Dicho correo se recibió el 4 de mayo, señala Europa Press. Según ha indicado Pedro Bedia, estaba dirigido a los consejeros de Bankia y firmado por su secretario general, Miguel Crespo, quien informaba de que las cuentas habían sido depositadas en el Registro Mercantil el 30 de abril sin el informe de auditoría. Entre las causas, se citaban la complejidad del sistema informático y del proceso, que “hacían difícil que el auditor pudiera haber presentado antes el informe”.

El 7 de mayo de 2012 Rodrigo Rato presentó su dimisión y el día 25 de ese mes Bankia informó a la CNMV de que procedía a reformular sus cuentas del ejercicio 2011, pasando de un beneficio de 305 millones a unas pérdidas de 2.979 millones de euros. Según Pellicer, cuando se expuso al consejo de administración los problemas con las cuentas y la reformulación, su reacción fue de sorpresa. Además, no conoció esas cuentas reformuladas con anterioridad. “No conocíamos nada de estos términos, creíamos que las cuentas eran suficientes y que estaba todo correcto”, ha afirmado.

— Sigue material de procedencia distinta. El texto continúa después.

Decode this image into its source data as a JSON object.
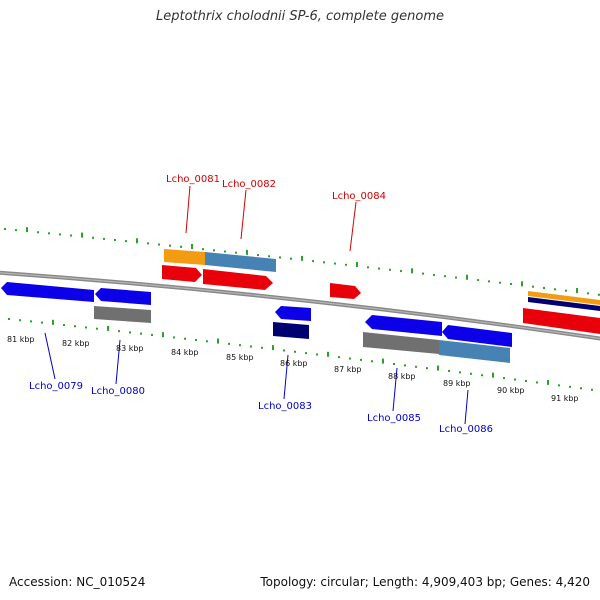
{
  "header": {
    "title": "Leptothrix cholodnii SP-6, complete genome"
  },
  "footer": {
    "accession": "Accession: NC_010524",
    "summary": "Topology: circular; Length: 4,909,403 bp; Genes: 4,420"
  },
  "colors": {
    "forward_cds": "#e8000b",
    "reverse_cds": "#0b00e8",
    "forward_tick": "#2ca02c",
    "backbone": "#888888",
    "forward_label": "#cc0000",
    "reverse_label": "#0000cc",
    "orange": "#f39c12",
    "steelblue": "#4682b4",
    "navy": "#000070",
    "grey": "#707070"
  },
  "axis": {
    "unit": "kbp",
    "tick_labels": [
      "81 kbp",
      "82 kbp",
      "83 kbp",
      "84 kbp",
      "85 kbp",
      "86 kbp",
      "87 kbp",
      "88 kbp",
      "89 kbp",
      "90 kbp",
      "91 kbp"
    ]
  },
  "forward_gene_labels": [
    "Lcho_0081",
    "Lcho_0082",
    "Lcho_0084"
  ],
  "reverse_gene_labels": [
    "Lcho_0079",
    "Lcho_0080",
    "Lcho_0083",
    "Lcho_0085",
    "Lcho_0086"
  ]
}
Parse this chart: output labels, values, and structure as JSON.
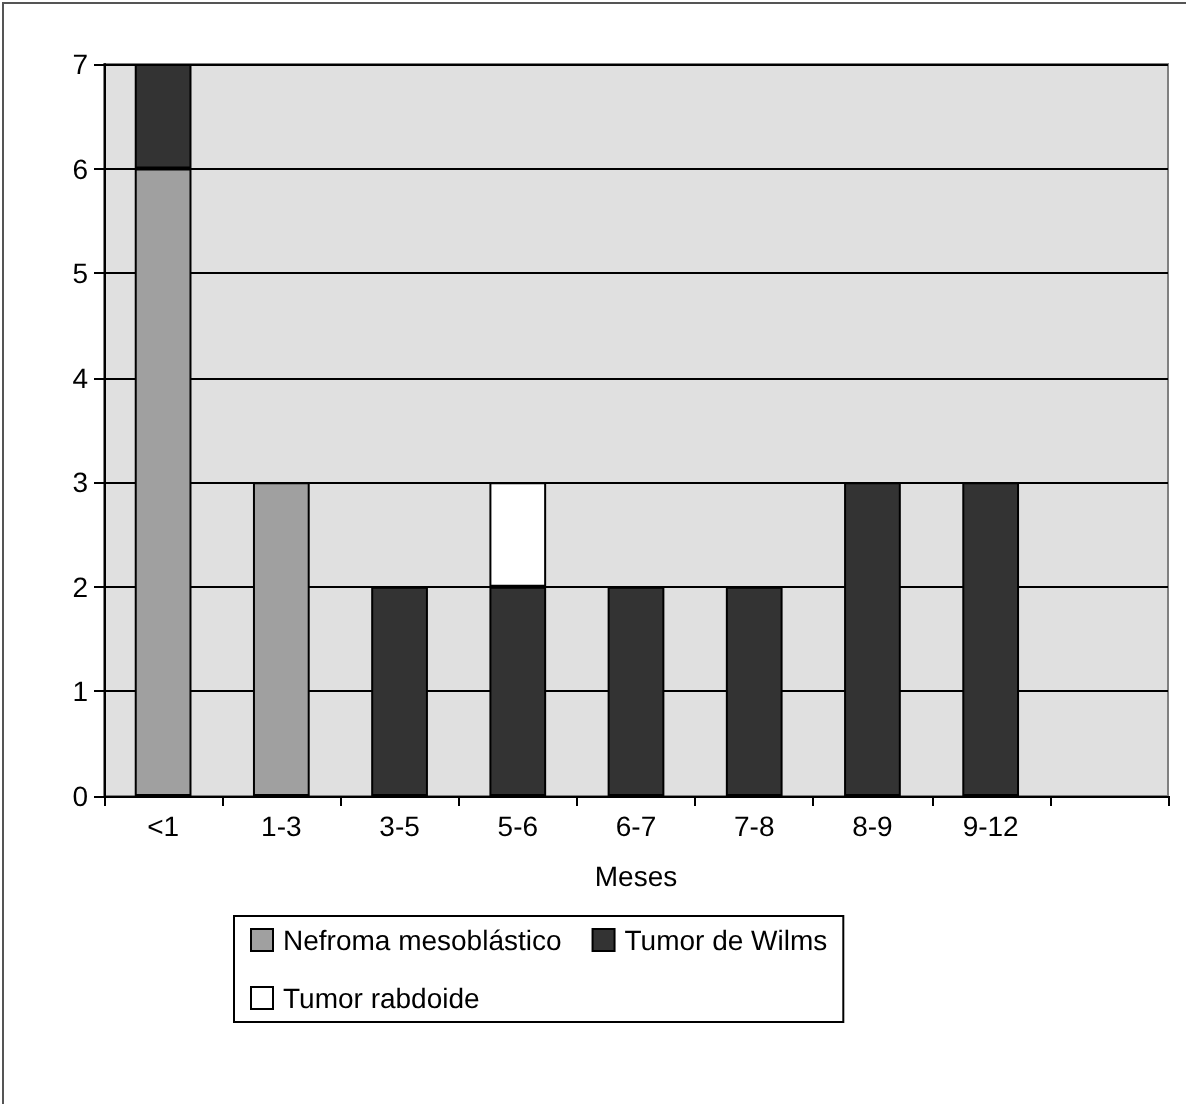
{
  "chart_data": {
    "type": "bar",
    "stacked": true,
    "xlabel": "Meses",
    "categories": [
      "<1",
      "1-3",
      "3-5",
      "5-6",
      "6-7",
      "7-8",
      "8-9",
      "9-12",
      null
    ],
    "series": [
      {
        "name": "Nefroma mesoblástico",
        "color": "#a0a0a0",
        "values": [
          6,
          3,
          null,
          null,
          null,
          null,
          null,
          null,
          null
        ]
      },
      {
        "name": "Tumor de Wilms",
        "color": "#333333",
        "values": [
          1,
          null,
          2,
          2,
          2,
          2,
          3,
          3,
          null
        ]
      },
      {
        "name": "Tumor rabdoide",
        "color": "#ffffff",
        "values": [
          null,
          null,
          null,
          1,
          null,
          null,
          null,
          null,
          null
        ]
      }
    ],
    "ylim": [
      0,
      7
    ],
    "yticks": [
      0,
      1,
      2,
      3,
      4,
      5,
      6,
      7
    ],
    "grid": "y",
    "legend": "bottom"
  }
}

Por su parte, García-Fuster ha recordado que en ese consejo solicitó la palabra para manifestar su “decepción y discrepancia” con cómo se había desarrollado el proceso. “Nunca, a lo largo de 18 meses, se ha expresado por la auditora ninguna objeción ni salvedad, ni tampoco por el interventor general del banco. Se nos ha comunicado siempre que el grupo Bankia había superado las exigencias del Banco de España y que los altos directivos siempre han documentado las decisiones en materia de salida a Bolsa”, indicó entonces, cuando como consecuencia anunció su voto positivo a la reformulación.